You’ve read us yakking about Alias enough on here by now, I’m sure. But a comic that you might be less aware of, one that got even less of a chance to fully establish itself, was Bendis’ follow-up series, The Pulse. After inadvertently bringing Alias to a natural end point, he shuffled Jessica Jones and Luke Cage over to a new series and setup, where Jessica would work alongside Ben Urich and Kat Farrell at the Daily Bugle. It was a nice idea – not least because it involved putting Jessica and Urich, two of Marvel’s best characters, in the same comic – but managed to find itself caught up in crossovers and tie-ins (not to mention stuck with a rotating cast of artists – all strong in ability, but it led to an unconsistent “feel”) for almost the entirety of its run. Only with its last arc, Fear – which culminated in this, the penultimate issue of the series before the lead couple would move over again to New Avengers – did it really manage to do the kind of story you suspect it was always designed to.
By this point, however, Jessica had already angrily quit the Bugle, meaning that the series’ setup lasted for an even shorter time than its publication.
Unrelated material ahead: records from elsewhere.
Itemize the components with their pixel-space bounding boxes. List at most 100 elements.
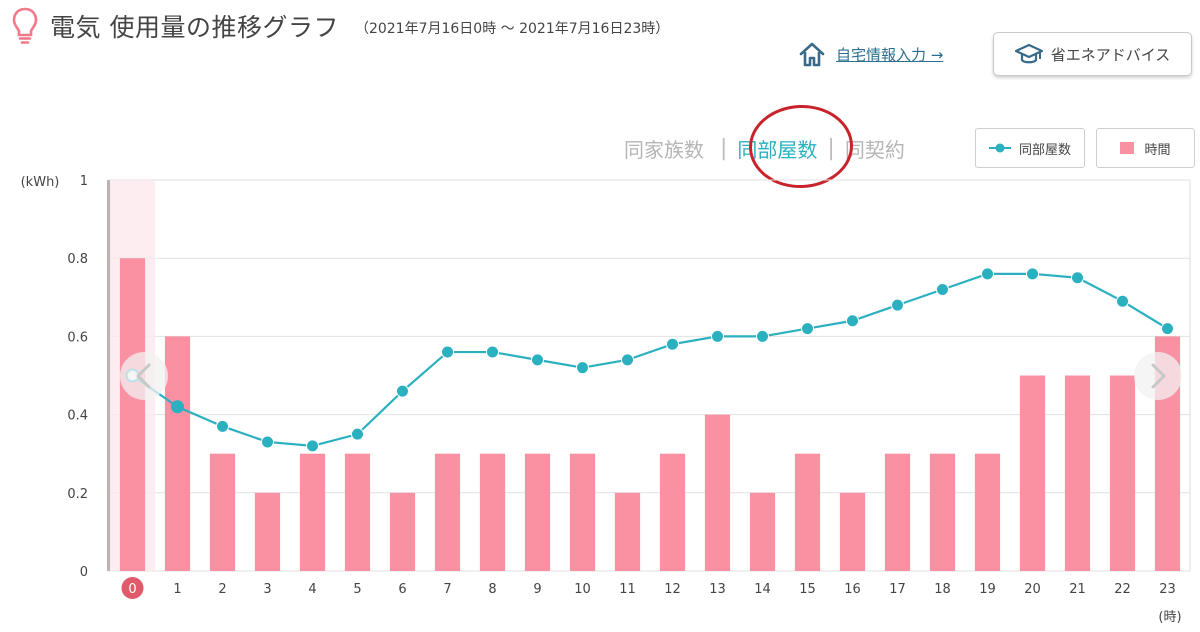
line-point: [351, 427, 364, 441]
legend-line-swatch-icon: [988, 143, 1011, 153]
x-tick-label: 12: [664, 582, 681, 597]
line-point: [1161, 322, 1174, 336]
x-tick-label: 23: [1159, 582, 1176, 597]
line-point: [306, 439, 319, 453]
y-tick-label: 0: [80, 565, 88, 580]
legend-bar-label: 時間: [1144, 142, 1171, 158]
bar: [299, 453, 326, 571]
tab-separator: |: [827, 135, 835, 161]
x-tick-label: 5: [353, 582, 361, 597]
y-tick-label: 0.8: [67, 252, 88, 267]
bar: [164, 336, 191, 571]
x-tick-label: 9: [533, 582, 541, 597]
x-tick-label: 6: [398, 582, 406, 597]
x-tick-label: 18: [934, 582, 951, 597]
bar: [1109, 375, 1136, 571]
bar: [389, 492, 416, 571]
line-point: [936, 282, 949, 296]
x-tick-label: 11: [619, 582, 636, 597]
bar: [839, 492, 866, 571]
tab-same-contract[interactable]: 同契約: [844, 137, 905, 162]
y-tick-label: 1: [80, 174, 88, 189]
line-point: [486, 345, 499, 359]
bar: [254, 492, 281, 571]
x-tick-label: 13: [709, 582, 726, 597]
line-point: [1116, 294, 1129, 308]
line-point: [756, 329, 769, 343]
bar: [1064, 375, 1091, 571]
tab-same-room-count[interactable]: 同部屋数: [737, 137, 818, 162]
y-axis-label: (kWh): [21, 175, 60, 190]
line-point: [171, 400, 184, 414]
date-range: （2021年7月16日0時 ～ 2021年7月16日23時）: [354, 21, 670, 37]
prev-button-bg: [120, 352, 168, 400]
line-point: [1026, 267, 1039, 281]
x-tick-label: 0: [128, 582, 136, 597]
legend-toggle-room-count[interactable]: 同部屋数: [975, 128, 1085, 168]
compare-tabs: 同家族数 | 同部屋数 | 同契約: [624, 131, 905, 165]
bar: [479, 453, 506, 571]
x-tick-label: 22: [1114, 582, 1131, 597]
graduation-cap-icon: [1014, 43, 1043, 64]
bar: [704, 414, 731, 571]
x-tick-label: 19: [979, 582, 996, 597]
line-point: [981, 267, 994, 281]
x-tick-label: 20: [1024, 582, 1041, 597]
bar: [749, 492, 776, 571]
bar: [794, 453, 821, 571]
x-tick-label: 8: [488, 582, 496, 597]
legend-bar-swatch-icon: [1120, 142, 1135, 154]
x-tick-label: 16: [844, 582, 861, 597]
x-tick-label: 21: [1069, 582, 1086, 597]
line-point: [216, 419, 229, 433]
bar: [524, 453, 551, 571]
x-tick-label: 14: [754, 582, 771, 597]
series-line: [131, 272, 1169, 447]
line-point: [531, 353, 544, 367]
line-point: [801, 322, 814, 336]
prev-button[interactable]: [120, 352, 168, 400]
chevron-right-icon: [1151, 363, 1166, 389]
next-button-bg: [1134, 352, 1182, 400]
legend-toggle-hourly[interactable]: 時間: [1096, 128, 1195, 168]
y-tick-label: 0.6: [67, 330, 88, 345]
bar: [884, 453, 911, 571]
line-point: [711, 329, 724, 343]
bar: [614, 492, 641, 571]
tab-separator: |: [720, 135, 728, 161]
legend-line-label: 同部屋数: [1018, 142, 1071, 158]
bar: [209, 453, 236, 571]
energy-advice-button[interactable]: 省エネアドバイス: [993, 32, 1192, 76]
page-header: 電気 使用量の推移グラフ （2021年7月16日0時 ～ 2021年7月16日2…: [10, 6, 669, 46]
bar: [659, 453, 686, 571]
bar: [569, 453, 596, 571]
bar: [344, 453, 371, 571]
energy-advice-label: 省エネアドバイス: [1050, 45, 1171, 64]
line-point: [1071, 271, 1084, 285]
line-point: [576, 361, 589, 375]
line-point: [846, 314, 859, 328]
lightbulb-icon: [12, 7, 38, 44]
bar: [929, 453, 956, 571]
bar: [1019, 375, 1046, 571]
x-tick-label: 4: [308, 582, 316, 597]
home-info-link[interactable]: 自宅情報入力 →: [798, 40, 943, 68]
line-point: [396, 384, 409, 398]
next-button[interactable]: [1134, 352, 1182, 400]
line-point: [261, 435, 274, 449]
selection-edge-marker: [107, 180, 110, 571]
home-info-label[interactable]: 自宅情報入力 →: [836, 45, 944, 64]
selected-hour-badge: [121, 577, 144, 599]
line-point: [441, 345, 454, 359]
x-tick-label: 3: [263, 582, 271, 597]
x-tick-label: 15: [799, 582, 816, 597]
x-tick-label: 1: [173, 582, 181, 597]
x-tick-label: 10: [574, 582, 591, 597]
chevron-left-icon: [136, 363, 151, 389]
line-point: [891, 298, 904, 312]
x-tick-label: 2: [218, 582, 226, 597]
bar: [974, 453, 1001, 571]
home-icon: [799, 42, 825, 67]
x-axis-label: (時): [1158, 610, 1181, 625]
tab-same-family-size[interactable]: 同家族数: [624, 137, 704, 162]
As such, although there’s a linking thread involving the paper trying to cover Jessica and Luke’s baby’s birth, the issue’s pretty much split down the middle between the “main” plot – that of said birth – and one involving Urich. The Jessica scenes – wrapping up a story that is essentially a little coda to Alias itself – are good, particularly a nice moment where Ms. Marvel is made to recount the circumstances of her own… offspring (a neat bit of meta-commentary by Bendis on a controversial and best-forgotten moment in Carol’s history), but if truth be told, it’s not the primary plotline that makes this such an unmissable issue. Rather, it’s the subplot, involving Ben Urich tracking down a rather pathetic, fallen C-list hero called D-Man, and learning just how far it’s possible for the heroes that the MU’s citizens take for granted to fall.
I didn’t know the character before this arc – his schtick is that he’s a former wrestler and massive Daredevil fan, who dresses in a replica of DD’s old yellow costume and a Wolverine mask – but his story as portrayed in this issue is devastatingly touching. Ravaged by a mental illness that leads him to believe he’s on a “quest” to retrieve seven “Infinity Gems” (actually trinkets almost unwittingly stolen from jewellery stores), he’s living in a sewer off scraps of food. His earnestness in the face of his horrendous situation is deeply poignant – and rendered quite superbly in the facial expressions drawn by the welcome-returning Michael Gaydos, who’s possibly never been better than in these scenes – and Bendis’ mastery is in having this poor, wretched soul be discovered by Ben Urich. Not only does this allow for a splendid piece of pontificating narration from the journalist, but it makes for a warm – yet still quite sad – conclusion as he gets his friend Matt Murdock to intervene. Maybe this wouldn’t get everyone the way it seems to strike at me – I suppose different “issues” are meaningful to different people – but by gum it’s difficult reading, yet at the same time a rare and welcome musing on a topic rarely explored in this medium.
There are many who write off Bendis purely on the strength of reading the type of comic he’s generally weakest at (i.e. Marvel’s big summer crossovers, or his first attempt at “doing” the Avengers). But it’s hard to deny, when he writes a story as moving, powerful and rooted in humanity as this, that he’s capable of standing up there with the best of this generation of creators. It’s partly the fact that he does something that so few other writers would have thought to do, as much as it is the compassionate and innately empathetic execution. It’s a shame that The Pulse was so short-lived, considering the story potential it held, but I’m thankful that we at least got another quick shot of that Bendis/Gaydos magic.